Photo © Mark Hertzberg
Frank Lloyd Wright's SC Johnson Administration Building and Research Tower present a myriad of shapes of concrete, glass, and Cherokee red brick.

Photo © Mark Hertzberg
The dendriform columns and Wright-designed desks are among the highlights of the Great Workroom in the Frank Lloyd Wright - designed SC Johnson Adminstration Building, which opened in 1939.

Photo (© Mark Hertzberg
The Frank Lloyd Wright-designed SC Johnson Administration Building and Research Tower at dusk, Thursday August 16, 2001

As I researched Wright's work in Racine, I realized that his built and unbuilt work here represents almost every significant stage of his career after 1900. I was asked to tie the work together in a PowerPoint slide show for the Racine Heritage Museum in 2002. The museum talk has evolved into a presentation which I have had the privilege of giving at Talieisin, Wright's beloved home in Spring Green, Wisconsin as well as at a number of other Wright sites and conferences; at the Chicago Architectural Foundation; and to many local groups
.
While Wright's work here is significant, no one had made his built and unbuilt Racine work the focus of a book. One day at work I was staring at a mouse pad with a Wright design, and decided to write to Pomegranate, which published the mouse pad and is the leading publisher of Wright books, note cards, etc., with a proposal for such a book. I sent them a disc with my slide show in the spring of 2003.
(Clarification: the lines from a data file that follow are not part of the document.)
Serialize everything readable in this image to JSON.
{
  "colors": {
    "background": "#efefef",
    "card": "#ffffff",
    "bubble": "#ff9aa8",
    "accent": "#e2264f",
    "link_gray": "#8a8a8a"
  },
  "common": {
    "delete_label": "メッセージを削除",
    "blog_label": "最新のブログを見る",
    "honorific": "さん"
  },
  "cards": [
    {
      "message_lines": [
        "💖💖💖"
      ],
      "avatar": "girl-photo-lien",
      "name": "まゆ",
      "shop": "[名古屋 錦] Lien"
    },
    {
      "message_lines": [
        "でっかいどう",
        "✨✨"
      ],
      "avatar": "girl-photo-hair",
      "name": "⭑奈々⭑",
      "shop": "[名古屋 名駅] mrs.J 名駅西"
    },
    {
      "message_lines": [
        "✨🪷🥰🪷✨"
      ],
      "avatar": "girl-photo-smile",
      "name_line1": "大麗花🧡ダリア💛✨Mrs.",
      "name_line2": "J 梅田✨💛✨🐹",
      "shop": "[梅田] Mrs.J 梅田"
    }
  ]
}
Pomegranate invited me to submit a writing sample and an outline. I wrote part of a sample chapter on my laptop in July...which, for an avid cyclist, means that I was as busy checking the latest Tour de France results as I was thinking about Frank Lloyd Wright’s legacy in Racine. My wife, Cindy, and I came back from a cycling vacation in Canada in early August, and were ecstatic to find an e-mail outlining a proposal for "Wright in Racine," a 96 page book, with 12,000 words and 63 photos. The challenge was that I would have just four months to research and write the text, for release in September, 2004. In reality I had only three months to finish the book, because people who had granted me access to private archives wanted to read the relevant portions before I submitted the manuscript to the publisher. I had almost all the photos I needed, so I could concentrate on the text. Cindy graciously said she understood that all fall I would be working at two jobs, my 'day job' at the newspaper, and on the book.

© Photo by Aaron Hertzberg
The book's title is on the shipping cartons.
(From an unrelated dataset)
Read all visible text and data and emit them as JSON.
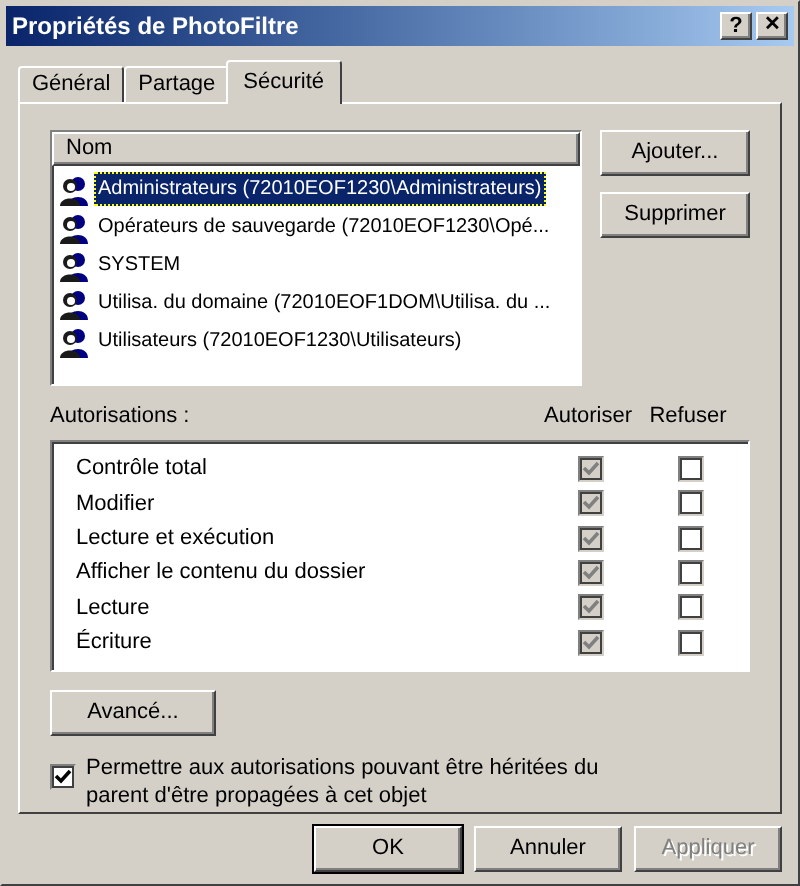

The Acknowledgements in the book are lengthy because so many people were generous with their time, with their memories, with critiques, and with leads on where to find material. My manuscript passed muster at the local archives, and Cindy and I went out to dinner to celebrate after dropping the manuscript off at FedEx on December 2.

Shannon Lemme of Pomegranate did a magnificent job with the cover design , and Eva Strock painstakingly went through my copy. The contract had called for 12,000 words; I sent 20,000 and Eva kept them all.

© Photo by Aaron Hertzberg
The author unpacking the first shipment of books
...

© Gregory Shaver The Journal Times
I remember the anticipation of seeing my first published photo, in 1967 in a weekly newspaper in Princeton, NewJersey (it was a photo of a Princeton-Navy lacrosse game). I had the same feeling last July when I got an advance copy of the book.

There was an irony in the production of the book that underscores that I had moved to a new chapter in my career, as much as I still enjoy my work at the newspaper. The first proof of the book cover had my name as the author, but said nothing about who had shot the photographs.
I have made my living as a photojournalist for more than 30 years, but when someone who saw an early draft said he was surprised that I took such good pictures for a writer, I asked Shannon to include the words" written and photographed by" Mark Hertzberg in her cover design.


‘Wright in Racine’ is sold at museums and Wright-related gift shops, as well as at a variety of bookstores and on the Internet. It has sold well. I am continuing my research on other Wright projects.